Deep Learning-based Computational Job Market Analysis: A Survey on Skill Extraction and Classification from Job Postings
Elena Senger, Mike Zhang, Rob van der Goot, Barbara Plank
TL;DR
This survey addresses NLP-driven deep learning approaches for skill extraction and classification from job postings, clarifying terminology and cataloging publicly available datasets to support reproducibility. It systematically reviews three extraction paradigms (span labeling, binary classification, coarse-label extraction) and two classification paradigms (direct matching and extraction-assisted labeling), highlighting the shift toward domain-adapted transformers, XMLC, and LLM-based re-ranking. The work aggregates eight datasets (e.g., SAYFULLINA, GREEN, FIJO, SKILLSPAN, KOMPETENCER, DECORTE, GNEHM-ICT, BHOLA) and analyzes modeling progress from LSTMs to BERT-based and cross-lingual approaches, including ESCO-grounded mappings. The findings emphasize ESCO/O*NET-based standardization and the increasing role of LLMs in data augmentation and label mapping, while pointing to future research on implicit skills, benchmarking, and cross-industry transfer.

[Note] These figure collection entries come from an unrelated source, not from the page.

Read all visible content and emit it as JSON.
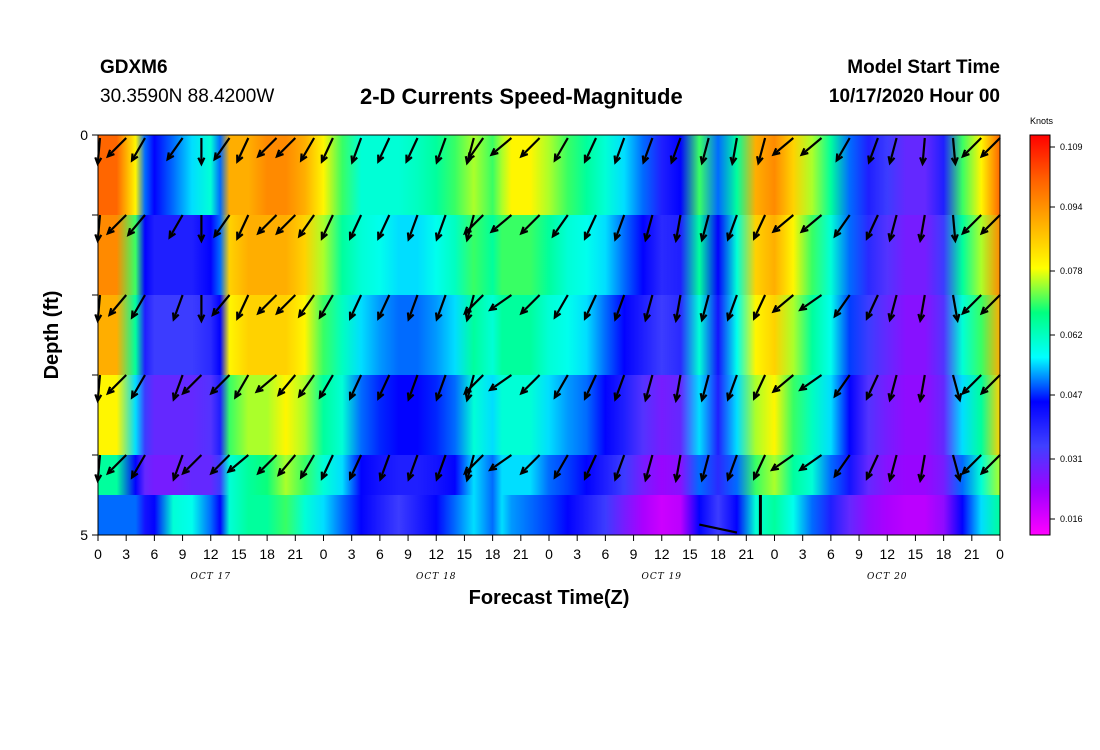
{
  "header": {
    "station_id": "GDXM6",
    "coords": "30.3590N 88.4200W",
    "title": "2-D Currents Speed-Magnitude",
    "start_label": "Model Start Time",
    "start_time": "10/17/2020 Hour 00"
  },
  "colors": {
    "scale": [
      "#ff00ff",
      "#a000ff",
      "#4040ff",
      "#0000ff",
      "#00ffff",
      "#00ff80",
      "#ffff00",
      "#ffb000",
      "#ff6000",
      "#ff0000"
    ]
  },
  "chart_data": {
    "type": "heatmap",
    "xlabel": "Forecast Time(Z)",
    "ylabel": "Depth (ft)",
    "x_unit": "hours since 10/17/2020 00Z",
    "xlim": [
      0,
      96
    ],
    "ylim": [
      0,
      5
    ],
    "x_tick_labels": [
      "0",
      "3",
      "6",
      "9",
      "12",
      "15",
      "18",
      "21",
      "0",
      "3",
      "6",
      "9",
      "12",
      "15",
      "18",
      "21",
      "0",
      "3",
      "6",
      "9",
      "12",
      "15",
      "18",
      "21",
      "0",
      "3",
      "6",
      "9",
      "12",
      "15",
      "18",
      "21",
      "0"
    ],
    "y_tick_labels": [
      "0",
      "5"
    ],
    "day_labels": [
      "OCT 17",
      "OCT 18",
      "OCT 19",
      "OCT 20"
    ],
    "colorbar": {
      "label": "Knots",
      "ticks": [
        "0.109",
        "0.094",
        "0.078",
        "0.062",
        "0.047",
        "0.031",
        "0.016"
      ],
      "range": [
        0.012,
        0.112
      ]
    },
    "depth_layers": [
      0.5,
      1.5,
      2.5,
      3.5,
      4.5
    ],
    "speed_profile_hours": [
      0,
      2,
      4,
      5,
      6,
      8,
      10,
      12,
      13,
      14,
      16,
      18,
      20,
      22,
      24,
      26,
      28,
      30,
      32,
      34,
      36,
      38,
      40,
      42,
      43,
      44,
      46,
      48,
      50,
      52,
      54,
      56,
      58,
      60,
      62,
      64,
      66,
      68,
      70,
      72,
      74,
      76,
      78,
      80,
      82,
      84,
      86,
      88,
      90,
      92,
      94,
      96
    ],
    "speed_layers": [
      [
        0.1,
        0.1,
        0.08,
        0.05,
        0.045,
        0.05,
        0.055,
        0.06,
        0.05,
        0.09,
        0.09,
        0.095,
        0.095,
        0.09,
        0.08,
        0.07,
        0.06,
        0.06,
        0.06,
        0.062,
        0.065,
        0.07,
        0.075,
        0.07,
        0.075,
        0.08,
        0.08,
        0.075,
        0.07,
        0.065,
        0.06,
        0.055,
        0.05,
        0.04,
        0.045,
        0.07,
        0.05,
        0.065,
        0.09,
        0.095,
        0.085,
        0.075,
        0.065,
        0.05,
        0.04,
        0.035,
        0.03,
        0.03,
        0.04,
        0.07,
        0.08,
        0.1
      ],
      [
        0.095,
        0.095,
        0.07,
        0.045,
        0.04,
        0.04,
        0.04,
        0.045,
        0.05,
        0.085,
        0.09,
        0.09,
        0.09,
        0.085,
        0.075,
        0.065,
        0.06,
        0.058,
        0.055,
        0.055,
        0.058,
        0.062,
        0.07,
        0.065,
        0.07,
        0.07,
        0.07,
        0.065,
        0.06,
        0.058,
        0.055,
        0.05,
        0.045,
        0.038,
        0.04,
        0.065,
        0.045,
        0.06,
        0.085,
        0.09,
        0.08,
        0.07,
        0.06,
        0.05,
        0.038,
        0.032,
        0.028,
        0.028,
        0.035,
        0.065,
        0.075,
        0.095
      ],
      [
        0.09,
        0.09,
        0.065,
        0.04,
        0.035,
        0.035,
        0.035,
        0.038,
        0.045,
        0.08,
        0.085,
        0.085,
        0.085,
        0.08,
        0.07,
        0.062,
        0.055,
        0.052,
        0.05,
        0.05,
        0.052,
        0.055,
        0.065,
        0.06,
        0.065,
        0.065,
        0.065,
        0.06,
        0.058,
        0.055,
        0.05,
        0.045,
        0.04,
        0.035,
        0.038,
        0.06,
        0.042,
        0.058,
        0.08,
        0.085,
        0.075,
        0.065,
        0.058,
        0.048,
        0.035,
        0.03,
        0.026,
        0.026,
        0.032,
        0.06,
        0.07,
        0.09
      ],
      [
        0.08,
        0.08,
        0.055,
        0.035,
        0.03,
        0.03,
        0.03,
        0.032,
        0.04,
        0.07,
        0.075,
        0.075,
        0.08,
        0.075,
        0.065,
        0.06,
        0.05,
        0.047,
        0.045,
        0.045,
        0.047,
        0.05,
        0.06,
        0.055,
        0.06,
        0.06,
        0.06,
        0.055,
        0.052,
        0.05,
        0.045,
        0.04,
        0.032,
        0.028,
        0.03,
        0.055,
        0.04,
        0.055,
        0.075,
        0.08,
        0.07,
        0.062,
        0.055,
        0.045,
        0.032,
        0.028,
        0.025,
        0.025,
        0.03,
        0.055,
        0.065,
        0.085
      ],
      [
        0.065,
        0.065,
        0.045,
        0.03,
        0.028,
        0.028,
        0.03,
        0.03,
        0.035,
        0.06,
        0.065,
        0.068,
        0.075,
        0.07,
        0.06,
        0.055,
        0.045,
        0.042,
        0.04,
        0.04,
        0.042,
        0.045,
        0.055,
        0.05,
        0.055,
        0.055,
        0.055,
        0.05,
        0.048,
        0.045,
        0.04,
        0.035,
        0.028,
        0.024,
        0.026,
        0.05,
        0.038,
        0.05,
        0.07,
        0.075,
        0.065,
        0.06,
        0.05,
        0.042,
        0.03,
        0.026,
        0.024,
        0.024,
        0.028,
        0.05,
        0.06,
        0.075
      ]
    ],
    "bottom_layer_speed": [
      0.05,
      0.05,
      0.05,
      0.042,
      0.045,
      0.06,
      0.058,
      0.05,
      0.045,
      0.06,
      0.065,
      0.065,
      0.07,
      0.06,
      0.055,
      0.05,
      0.045,
      0.04,
      0.035,
      0.04,
      0.045,
      0.05,
      0.055,
      0.05,
      0.055,
      0.052,
      0.05,
      0.048,
      0.045,
      0.04,
      0.035,
      0.028,
      0.022,
      0.018,
      0.02,
      0.045,
      0.035,
      0.045,
      0.06,
      0.065,
      0.058,
      0.05,
      0.04,
      0.03,
      0.025,
      0.022,
      0.02,
      0.02,
      0.025,
      0.045,
      0.055,
      0.065
    ],
    "vector_hours": [
      0,
      3,
      5,
      9,
      11,
      14,
      16,
      19,
      21,
      23,
      25,
      28,
      31,
      34,
      37,
      40,
      41,
      44,
      47,
      50,
      53,
      56,
      59,
      62,
      65,
      68,
      71,
      74,
      77,
      80,
      83,
      85,
      88,
      91,
      94,
      96
    ],
    "vector_directions_deg": [
      [
        265,
        225,
        240,
        235,
        270,
        235,
        245,
        225,
        225,
        240,
        245,
        250,
        245,
        245,
        250,
        255,
        235,
        220,
        225,
        240,
        245,
        250,
        250,
        250,
        255,
        260,
        255,
        220,
        220,
        240,
        250,
        255,
        265,
        275,
        225,
        225
      ],
      [
        265,
        225,
        230,
        240,
        270,
        235,
        245,
        225,
        225,
        235,
        245,
        245,
        245,
        250,
        250,
        255,
        225,
        220,
        225,
        235,
        245,
        250,
        255,
        260,
        255,
        250,
        245,
        220,
        220,
        235,
        245,
        255,
        260,
        275,
        225,
        225
      ],
      [
        265,
        230,
        240,
        250,
        270,
        230,
        245,
        225,
        225,
        235,
        240,
        245,
        245,
        250,
        250,
        255,
        225,
        215,
        225,
        240,
        245,
        250,
        255,
        260,
        255,
        250,
        245,
        220,
        215,
        235,
        245,
        255,
        260,
        280,
        225,
        225
      ],
      [
        265,
        225,
        240,
        250,
        225,
        225,
        240,
        220,
        230,
        235,
        240,
        245,
        245,
        250,
        250,
        255,
        225,
        215,
        225,
        240,
        245,
        250,
        255,
        260,
        255,
        250,
        245,
        220,
        215,
        235,
        245,
        255,
        260,
        285,
        225,
        225
      ],
      [
        265,
        225,
        240,
        250,
        225,
        225,
        220,
        225,
        230,
        240,
        245,
        245,
        250,
        250,
        250,
        255,
        225,
        215,
        225,
        240,
        245,
        250,
        255,
        260,
        255,
        250,
        245,
        215,
        215,
        235,
        245,
        255,
        260,
        285,
        225,
        225
      ]
    ]
  }
}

Overall, the survey provides a cohesive NLP-centric perspective that informs methodology, data resources, and open challenges in automated skill extraction and classification from job postings.
Abstract
Recent years have brought significant advances to Natural Language Processing (NLP), which enabled fast progress in the field of computational job market analysis. Core tasks in this application domain are skill extraction and classification from job postings. Because of its quick growth and its interdisciplinary nature, there is no exhaustive assessment of this emerging field. This survey aims to fill this gap by providing a comprehensive overview of deep learning methodologies, datasets, and terminologies specific to NLP-driven skill extraction and classification. Our comprehensive cataloging of publicly available datasets addresses the lack of consolidated information on dataset creation and characteristics. Finally, the focus on terminology addresses the current lack of consistent definitions for important concepts, such as hard and soft skills, and terms relating to skill extraction and classification.